Substitute $337.616\text{kN}/{\text{m}}^{\text{2}}$ for $\Delta P$, $70\%$ for ${\eta }_{pump}$ and $0.0002261{\text{m}}^{\text{3}}/\text{s}$ for $\dot{\vee }$ in the Equation (X).

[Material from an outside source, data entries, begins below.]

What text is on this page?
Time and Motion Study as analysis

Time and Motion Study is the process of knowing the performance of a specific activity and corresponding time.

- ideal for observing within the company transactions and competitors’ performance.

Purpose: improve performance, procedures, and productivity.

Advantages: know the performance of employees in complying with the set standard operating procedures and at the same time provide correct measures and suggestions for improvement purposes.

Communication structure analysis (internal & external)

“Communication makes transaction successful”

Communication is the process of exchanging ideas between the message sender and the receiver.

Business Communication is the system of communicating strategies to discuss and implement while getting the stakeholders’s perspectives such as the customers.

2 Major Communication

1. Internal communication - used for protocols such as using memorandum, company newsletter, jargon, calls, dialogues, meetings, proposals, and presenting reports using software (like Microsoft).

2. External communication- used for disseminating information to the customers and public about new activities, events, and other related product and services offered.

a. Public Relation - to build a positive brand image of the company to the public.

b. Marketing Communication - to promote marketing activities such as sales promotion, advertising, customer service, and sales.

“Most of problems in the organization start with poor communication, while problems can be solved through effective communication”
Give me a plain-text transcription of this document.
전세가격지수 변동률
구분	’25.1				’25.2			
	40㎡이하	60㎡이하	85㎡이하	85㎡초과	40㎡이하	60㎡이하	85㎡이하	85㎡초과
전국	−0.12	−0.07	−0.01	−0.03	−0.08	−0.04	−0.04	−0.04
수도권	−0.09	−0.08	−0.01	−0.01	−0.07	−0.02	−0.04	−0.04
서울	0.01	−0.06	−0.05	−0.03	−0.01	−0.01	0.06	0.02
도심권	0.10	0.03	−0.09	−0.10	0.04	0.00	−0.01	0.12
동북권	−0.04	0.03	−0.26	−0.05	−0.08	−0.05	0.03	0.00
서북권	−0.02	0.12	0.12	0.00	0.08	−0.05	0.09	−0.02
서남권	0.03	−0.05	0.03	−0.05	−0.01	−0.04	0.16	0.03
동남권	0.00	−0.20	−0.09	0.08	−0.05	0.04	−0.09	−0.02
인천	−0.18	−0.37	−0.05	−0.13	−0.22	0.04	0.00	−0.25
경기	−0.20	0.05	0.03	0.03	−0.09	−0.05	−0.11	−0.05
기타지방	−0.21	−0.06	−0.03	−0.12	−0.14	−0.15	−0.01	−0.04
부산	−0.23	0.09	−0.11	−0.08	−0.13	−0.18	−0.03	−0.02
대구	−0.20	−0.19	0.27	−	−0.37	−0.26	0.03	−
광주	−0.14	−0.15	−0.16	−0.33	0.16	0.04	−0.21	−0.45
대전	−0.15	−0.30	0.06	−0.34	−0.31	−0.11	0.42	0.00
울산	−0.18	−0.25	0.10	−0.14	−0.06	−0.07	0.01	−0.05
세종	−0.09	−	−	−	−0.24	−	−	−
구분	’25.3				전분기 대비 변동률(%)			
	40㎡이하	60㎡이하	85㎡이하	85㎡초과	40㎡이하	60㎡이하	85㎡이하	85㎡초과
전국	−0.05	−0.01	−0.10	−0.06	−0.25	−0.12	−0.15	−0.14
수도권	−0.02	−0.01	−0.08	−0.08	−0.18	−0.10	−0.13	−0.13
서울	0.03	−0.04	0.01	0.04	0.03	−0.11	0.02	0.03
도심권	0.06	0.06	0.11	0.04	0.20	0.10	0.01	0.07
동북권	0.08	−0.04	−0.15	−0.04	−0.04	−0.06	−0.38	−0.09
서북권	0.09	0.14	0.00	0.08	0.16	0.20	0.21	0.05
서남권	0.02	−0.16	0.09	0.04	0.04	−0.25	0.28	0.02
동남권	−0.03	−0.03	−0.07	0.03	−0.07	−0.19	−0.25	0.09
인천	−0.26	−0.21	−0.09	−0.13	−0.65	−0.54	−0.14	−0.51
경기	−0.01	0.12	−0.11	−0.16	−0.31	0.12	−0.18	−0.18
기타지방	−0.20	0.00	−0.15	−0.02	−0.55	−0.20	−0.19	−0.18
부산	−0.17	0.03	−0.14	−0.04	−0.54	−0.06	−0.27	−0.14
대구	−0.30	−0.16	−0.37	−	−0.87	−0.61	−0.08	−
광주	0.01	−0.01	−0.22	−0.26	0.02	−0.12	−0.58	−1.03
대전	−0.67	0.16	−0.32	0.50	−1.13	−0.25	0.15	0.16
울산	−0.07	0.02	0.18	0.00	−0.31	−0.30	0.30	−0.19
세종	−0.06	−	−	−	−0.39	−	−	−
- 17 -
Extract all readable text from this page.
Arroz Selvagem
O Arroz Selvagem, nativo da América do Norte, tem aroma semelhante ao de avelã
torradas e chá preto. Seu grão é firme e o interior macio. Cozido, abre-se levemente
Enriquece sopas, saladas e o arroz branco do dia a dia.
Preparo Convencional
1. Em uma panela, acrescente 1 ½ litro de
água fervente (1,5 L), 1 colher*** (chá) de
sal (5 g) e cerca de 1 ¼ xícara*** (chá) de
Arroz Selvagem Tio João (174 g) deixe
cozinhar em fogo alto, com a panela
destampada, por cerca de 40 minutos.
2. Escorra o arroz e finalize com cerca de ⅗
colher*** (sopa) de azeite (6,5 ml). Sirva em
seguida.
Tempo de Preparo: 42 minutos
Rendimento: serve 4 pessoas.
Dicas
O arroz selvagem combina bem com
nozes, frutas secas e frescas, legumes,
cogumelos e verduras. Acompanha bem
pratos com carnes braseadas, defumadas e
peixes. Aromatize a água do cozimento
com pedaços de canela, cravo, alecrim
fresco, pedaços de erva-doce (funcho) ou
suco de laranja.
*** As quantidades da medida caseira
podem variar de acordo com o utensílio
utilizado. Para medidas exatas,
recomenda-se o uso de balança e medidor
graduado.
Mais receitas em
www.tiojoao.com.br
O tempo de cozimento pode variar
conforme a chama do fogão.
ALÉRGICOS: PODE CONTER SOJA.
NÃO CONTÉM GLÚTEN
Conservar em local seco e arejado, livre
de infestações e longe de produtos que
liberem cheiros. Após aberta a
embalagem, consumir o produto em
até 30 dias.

$\begin{array}{c}{\dot{W}}_{elect}=\frac{0.0002261{\text{m}}^{\text{3}}/\text{s}\times 337.616\text{kN}/{\text{m}}^{\text{2}}}{70\%}\\ =\frac{0.076334\text{kN}\cdot \text{m}/\text{s}}{70\left(\frac{1}{100}\right)}\\ =\frac{0.076334\text{kN}\cdot \text{m}/\text{s}\left(\frac{1\text{kW}}{\text{kN}\cdot \text{m}/\text{s}}\right)}{0.7}\\ =0.111\text{kW}\end{array}$

Conclusion:

The required power input for the recirculating pump is $0.111\text{kW}$.